Negara-negara anggota ASEAN terdiri dari Indonesia, Brunei Darussalam, Kamboja, Laos, Malaysia, Myanmar, Philipina, Singapura, Thailand dan Vietnam.

Austin baru saja menyelesaikan pertemuan di Australia dengan pejabat setempat dan Menteri Pertahanan Jepang.
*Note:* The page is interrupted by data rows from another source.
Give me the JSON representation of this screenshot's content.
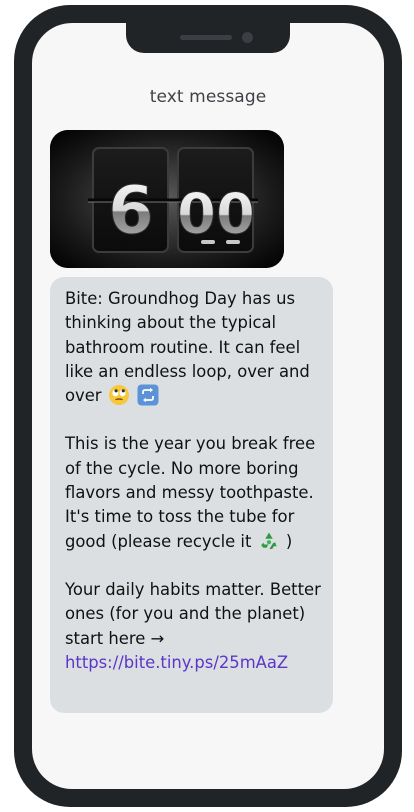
{
  "header": {
    "title": "text message"
  },
  "gif": {
    "digits": [
      "6",
      "00"
    ]
  },
  "message": {
    "paragraph1": "Bite: Groundhog Day has us thinking about the typical bathroom routine. It can feel like an endless loop, over and over",
    "paragraph2": "This is the year you break free of the cycle. No more boring flavors and messy toothpaste. It's time to toss the tube for good (please recycle it",
    "paragraph2_end": ")",
    "paragraph3": "Your daily habits matter. Better ones (for you and the planet) start here →",
    "link": "https://bite.tiny.ps/25mAaZ"
  },
  "emojis": [
    "eye-roll-face-icon",
    "repeat-arrows-icon",
    "recycle-icon"
  ],
  "colors": {
    "phone_frame": "#212427",
    "screen_bg": "#f7f7f7",
    "bubble_bg": "#dcdfe1",
    "link": "#5b36c8"
  }
}
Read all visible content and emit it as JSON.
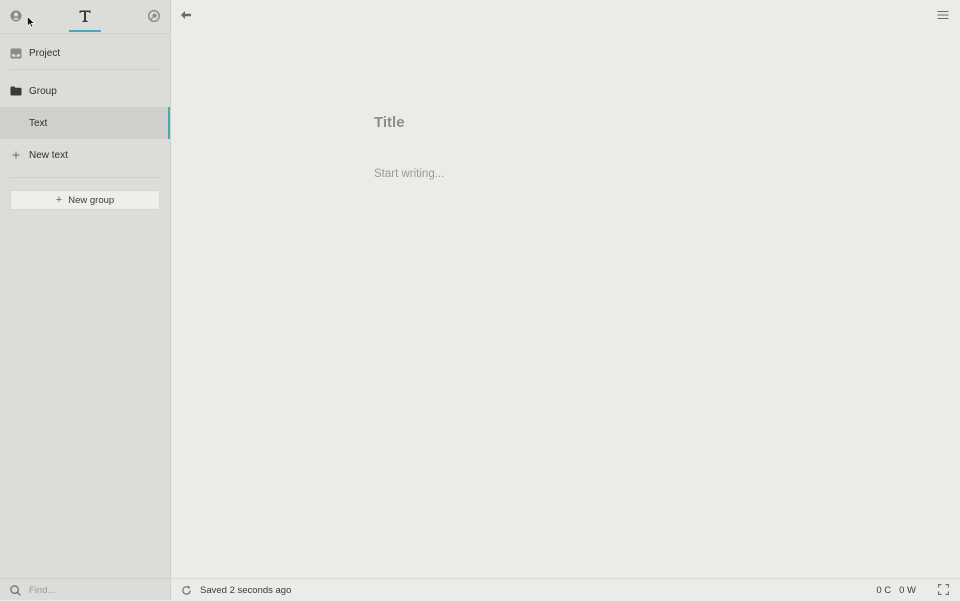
{
  "sidebar": {
    "tabs": [
      {
        "icon": "user-icon"
      },
      {
        "icon": "text-format-icon",
        "active": true
      },
      {
        "icon": "search-globe-icon"
      }
    ],
    "items": [
      {
        "label": "Project",
        "icon": "inbox-icon"
      },
      {
        "label": "Group",
        "icon": "folder-icon"
      },
      {
        "label": "Text",
        "active": true
      },
      {
        "label": "New text",
        "icon": "plus-icon"
      }
    ],
    "new_group_label": "New group",
    "find_placeholder": "Find..."
  },
  "editor": {
    "title_placeholder": "Title",
    "body_placeholder": "Start writing..."
  },
  "status": {
    "saved_text": "Saved 2 seconds ago",
    "char_count": "0 C",
    "word_count": "0 W"
  },
  "colors": {
    "accent": "#4aa8b8",
    "sidebar_bg": "#dcdcd9",
    "editor_bg": "#ebebe7"
  }
}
Mereka berkomitmen untuk mendukung ASEAN dan menyatakan “keprihatinan serius atas tindakan yang merusak stabilitas di Laut Timur dan Laut China Selatan, termasuk perilaku berbahaya otoritas Tiongkok terhadap kapal-kapal Philipina dan negara-negara pesisir lainnya.”

Menteri Pertahanan Laos, Chansamone Chanyalath, pada upacara pembukaan menyatakan harapannya agar pertemuan tersebut produktif, “menjadi standar bagi kita untuk melanjutkan kerja sama pertahanan ASEAN, termasuk bagaimana menangani, mencegah, dan mengelola tantangan keamanan saat ini dan masa depan.”

Pada pertemuan puncak pemimpin ASEAN awal Oktober lalu, Presiden Philipina, Ferdinand Marcos Jr., mengutuk keras Tiongkok, menyatakan: “Terus-menerus mengalami gangguan dan intimidasi dari tindakan Tiongkok,” dan menunjukkan bahwa tindakan Tiongkok melanggar hukum internasional.

Marcos dan pemimpin negara anggota ASEAN lainnya juga menyerukan kepada Tiongkok dan ASEAN untuk mempercepat norma “Kode Etik Laut China Selatan” yang telah lama tertunda untuk meredakan ketegangan di Laut China Selatan.

Meskipun para pejabat telah setuju untuk mencoba menyelesaikan kode etik tersebut sebelum tahun 2026, negosiasi terus dihambat oleh masalah rumit, termasuk ketidaksepakatan tentang apakah perjanjian itu harus mengikat.

Menteri Pertahanan Philipina, Gilberto Teodoro Jr., menunjukkan bahwa Tiongkok tidak memiliki niat tulus dalam hal ini.

Menjelang pergantian pemerintahan Amerika Serikat yang baru, sikap keras terhadap Tiongkok tetap tidak berubah.

Kapal Tiongkok dan Philipina telah bertabrakan beberapa kali tahun ini, Vietnam menuduh pasukan Tiongkok menyerang nelayan mereka di wilayah sengketa di Laut China Selatan pada Oktober lalu. Tiongkok juga telah mengirim kapal patroli ke zona ekonomi eksklusif Indonesia dan Malaysia untuk provokasi.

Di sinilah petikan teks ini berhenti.